In this hands-on project, we are tasked with predicting if the first stage of the SpaceX Falcon 9 rocket will land successfully. SpaceX advertises Falcon 9 rocket launches on its website with a cost of 62 million dollars; other providers cost upward of 165 million dollars each, much of the savings is due to the fact that SpaceX can reuse the first stage. Therefore if we can determine if the first stage will land, we can determine the cost of a launch. With the help of data science findings and models, a competing startup can make more informed bids against SpaceX for a rocket launch.
The project develops through different steps:
SpaceX launch data was gathered from SpaceX REST API (https://github.com/r-spacex/SpaceX-API), which has different endpoints.

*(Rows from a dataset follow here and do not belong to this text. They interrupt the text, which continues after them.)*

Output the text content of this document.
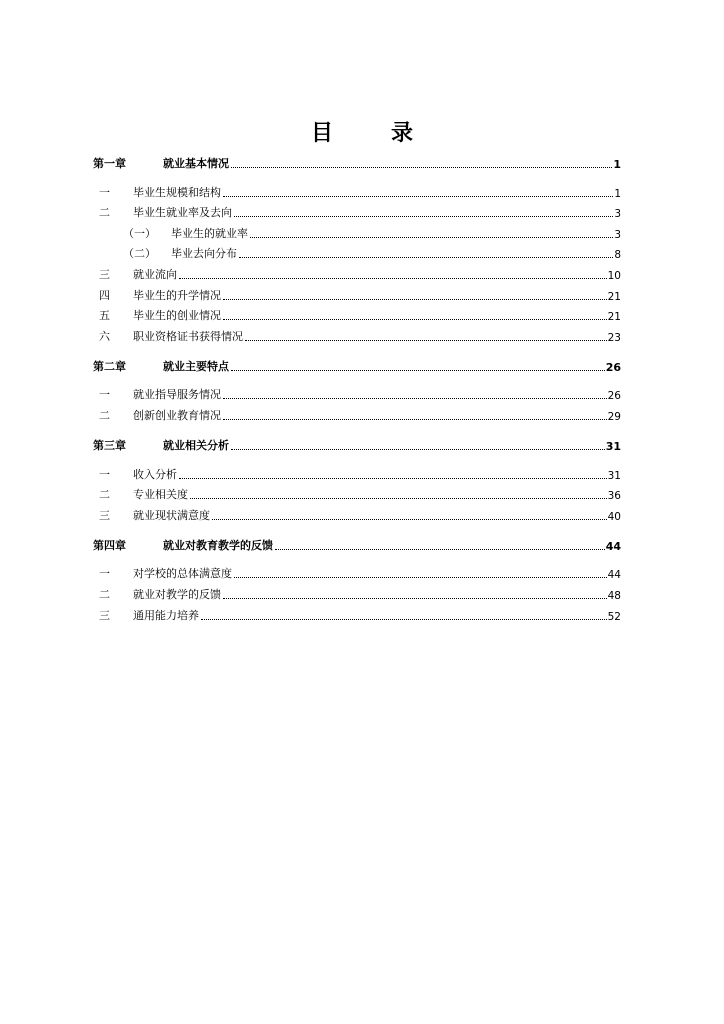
目　录
第一章	就业基本情况	1
一	毕业生规模和结构	1
二	毕业生就业率及去向	3
（一）	毕业生的就业率	3
（二）	毕业去向分布	8
三	就业流向	10
四	毕业生的升学情况	21
五	毕业生的创业情况	21
六	职业资格证书获得情况	23
第二章	就业主要特点	26
一	就业指导服务情况	26
二	创新创业教育情况	29
第三章	就业相关分析	31
一	收入分析	31
二	专业相关度	36
三	就业现状满意度	40
第四章	就业对教育教学的反馈	44
一	对学校的总体满意度	44
二	就业对教学的反馈	48
三	通用能力培养	52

Specifically, we worked with the endpoint: api.spacexdata.com/v4/launches/past.
Web scraping of Falcon 9 historical launch records from the Wikipedia page titled “List of Falcon 9 and Falcon Heavy launches” (https://en.wikipedia.org/wiki/List_of_Falcon_9_and_Falcon_Heavy_launches) was performed using the BeautifulSoup library.
We used the API again targeting different endpoints to gather specific missing data, such as Booster Version, Launch Site and Payload Data. The ‘mission outcome’ column in the raw data was also converted into Training Labels with 1 (the booster successfully landed) or 0 (unsuccessful).
Categorical plots, scatter plots and bar plots were generated to visualize the relationship between different variables.
We performed SQL queries to further interrogate the dataset and gain insights into which features influence the mission outcome.
We built an interactive map using Folium to visualize the launch sites as well as a Plotly Dashboard. The Plotly Dashboard has been deployed to Render.com using the free hosting plan and is available at the following URL: https://ibm-applied-data-science-capstone-0esu.onrender.com.
In this phase, we standardized the data and split it into training and test sets. We created machine learning models using:
- Logistic Regression,
- Support Vector Machine (SVM),
- Decision Tree Classifier, and
- K-Nearest Neighbors (KNN).
Finally, we performed a Grid Search to identify the optimal hyperparameters for each classification model.